Vous qui avez passionnément dialogué avec tous ces éditeurs, si vous deviez à votre tour fonder une maison d’édition, à quoi ressemblerait-elle ? 

Je ne pense pas que ce soit une bonne idée : il y a de fortes chances pour que je coure à la faillite si je me lance un jour ! La question, ce serait de savoir ce que je peux apporter par rapport à toutes ces maisons fantastiques qui existent déjà. Mais admettons : ce serait quoi qu’il arrive une petite maison littéraire. Parmi les choses utiles qui ressortent des entretiens que j’ai menés, je retiens qu’il ne faut publier que des livres que l’on aime, que l’on a envie de défendre, de faire découvrir. Il ne faut publier que des livres pour lesquels on se sent compétent (par exemple, je serais bien embêté si je devais publier de la jeunesse ou de la fantasy).
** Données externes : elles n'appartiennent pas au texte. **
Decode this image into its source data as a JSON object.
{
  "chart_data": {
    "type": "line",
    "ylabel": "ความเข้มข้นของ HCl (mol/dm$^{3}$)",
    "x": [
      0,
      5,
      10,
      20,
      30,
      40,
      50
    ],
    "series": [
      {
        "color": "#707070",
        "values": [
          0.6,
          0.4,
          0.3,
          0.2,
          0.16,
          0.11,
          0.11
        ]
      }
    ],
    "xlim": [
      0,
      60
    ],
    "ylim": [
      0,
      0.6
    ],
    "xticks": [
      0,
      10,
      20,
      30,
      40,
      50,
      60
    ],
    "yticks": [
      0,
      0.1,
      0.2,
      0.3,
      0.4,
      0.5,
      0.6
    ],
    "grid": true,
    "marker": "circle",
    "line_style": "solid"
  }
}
Enfin, il ne faut publier que des livres que l’on a le temps de bien éditer (ce qui implique de publier peu). À partir de là… il ne reste plus qu’à trouver des projets de livres ! Et un nom pas trop tarte pour une maison d’édition. En tout cas, je pense que tous les gens un peu inconscients qui voudraient se lancer dans l’aventure trouveront dans Éditeurs de notre temps des pistes de réflexion pour ne pas faire n’importe quoi.